イーロン・マスクのxAIは、Grokの窮地から逃れようと訴訟を起こしている。Grokユーザーが児童性的虐待素材(CSAM)を生成したとして逮捕された事件を受け、子どもたちがxAIを提訴し、有害な出力をブロックするようツールの変更を求める事態となっている。

今月初め、xAIは安全対策を回避してAI CSAMを生成したとされるユーザーを提訴し、早期の裁判所での勝利が、ユーザー生成コンテンツに対する責任を免れる保証になると期待しているようだ。

次の一手として、Grokの開発元は月曜日に提出した訴状で、ミネソタ州がヌーディフィケーション技術の禁止を執行することで、xAIに有害な出力に対する責任を負わせようとしていると非難。xAIによれば、Grokユーザーを訴えることは、xAIがすでに悪質な行為者を罰するために全力を尽くしている証拠であり、したがってGrokはミネソタ州の禁止令からセーフハーバーを受けるに値するという。

ミネソタ州の法律(8月1日発効予定)は、州内で発見された有害な出力1件につき最大50万ドルの罰金をxAIのような企業に課す。xAIが説明するように、これはすぐに積み上がる。一部のGrokユーザーが単一の被害者の画像を数千枚生成したと告発されているからだ。最近では、xAIは先週、アーカンソー州の有名な児童写真家がGrokを使って数百人のクライアントから撮影した画像を性的に加工したとして、警察に通報した後に提訴された。10歳のJane Doeの訴状によれば、写真家はDoeの画像を数百枚、他の子どもの画像や動画を数千枚生成したとされる。Doeの弁護士はArsに対し、これらの子どもの多くが独自の訴訟を準備しており、3月にテネシー州の少女たちが起こした集団訴訟に追加される可能性があると語った。

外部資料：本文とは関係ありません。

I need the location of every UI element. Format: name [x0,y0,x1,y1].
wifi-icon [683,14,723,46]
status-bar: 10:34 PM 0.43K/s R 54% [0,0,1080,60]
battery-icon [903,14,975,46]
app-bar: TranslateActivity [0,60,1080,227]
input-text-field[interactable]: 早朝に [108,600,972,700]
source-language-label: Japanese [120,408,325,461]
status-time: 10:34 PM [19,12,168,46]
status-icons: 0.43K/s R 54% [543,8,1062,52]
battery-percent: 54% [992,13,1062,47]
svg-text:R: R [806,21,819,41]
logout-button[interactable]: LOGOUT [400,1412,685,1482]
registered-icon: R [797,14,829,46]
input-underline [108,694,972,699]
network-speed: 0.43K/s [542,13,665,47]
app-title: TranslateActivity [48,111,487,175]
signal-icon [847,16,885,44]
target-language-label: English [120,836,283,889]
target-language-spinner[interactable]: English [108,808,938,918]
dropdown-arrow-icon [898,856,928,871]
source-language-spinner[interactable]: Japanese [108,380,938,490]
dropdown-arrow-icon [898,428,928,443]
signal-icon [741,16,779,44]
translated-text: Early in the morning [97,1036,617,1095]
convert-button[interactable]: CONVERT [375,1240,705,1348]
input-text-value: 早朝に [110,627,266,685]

計算すると、xAIはパニックに陥ったようだ。AIツールメーカーに出力ごとに罰金を科すのは過剰であり、特にミネソタ州の法律には配布要件がなく、ユーザーだけが見た画像に対しても罰金が科される可能性があると主張している。

「ユーザーが法律違反の画像を10枚リクエストしただけで、企業は最大500万ドルの民事罰に直面する。違反画像が1000枚なら最大5億ドル。そして、ユーザーが法律の対象となる画像を10万枚生成した場合(何百万ものユーザーが何十億もの画像を生成する公開プログラムでは決して珍しくない)、驚くべき500億ドルの罰金が科される可能性がある。」

さらに、この法律は被害者に個々の出力ごとにxAIを訴える権利を与えており、xAIの財務リスクを増大させている。

罰則があまりにも厳しいため、xAIは訴訟の中で、6ヶ月以上にわたる反発と圧力を受けて、ようやく有害な出力をブロックするGrokのアップデートを準備していると述べた。

「50万ドル/画像の厳格責任とセーフハーバーがない状況では、xAIは2026年8月1日に法律が発効する際に、Grok Imagineの画像編集機能をさまざまな方法で制限せざるを得ない」とxAIは主張。「法律が発効する前に自由に利用できていた保護された表現が、これによって萎縮されることになる。」

しかし、xAIはGrokを変更せず、ユーザーがGrokを使ってCSAMやその他の非同意の親密な画像(NCII)を作成した場合に禁止できるという利用規約に引き続き依存することを望んでいる、と訴状は述べている。

「この法律とその罰則がなければ、xAIは編集機能を今日とまったく同じように提供し続けるだろう」とxAIは述べた。

Grokを守るため、マスクの企業は憲法修正第1条に訴え、ミネソタ州の法律は「ヌーディフィケーション」を禁止する「稚拙な試み」であり、「芸術的、科学的、政治的、風刺的、教育的、医学的、または宗教的価値のあるヌード画像を含む、広範囲の完全に保護された表現を巻き込む」と主張している。

最も悪質なのは、「描写された人物が同意した場合、または自分で画像を作成した場合でも責任が生じる」ことだとxAIは主張している。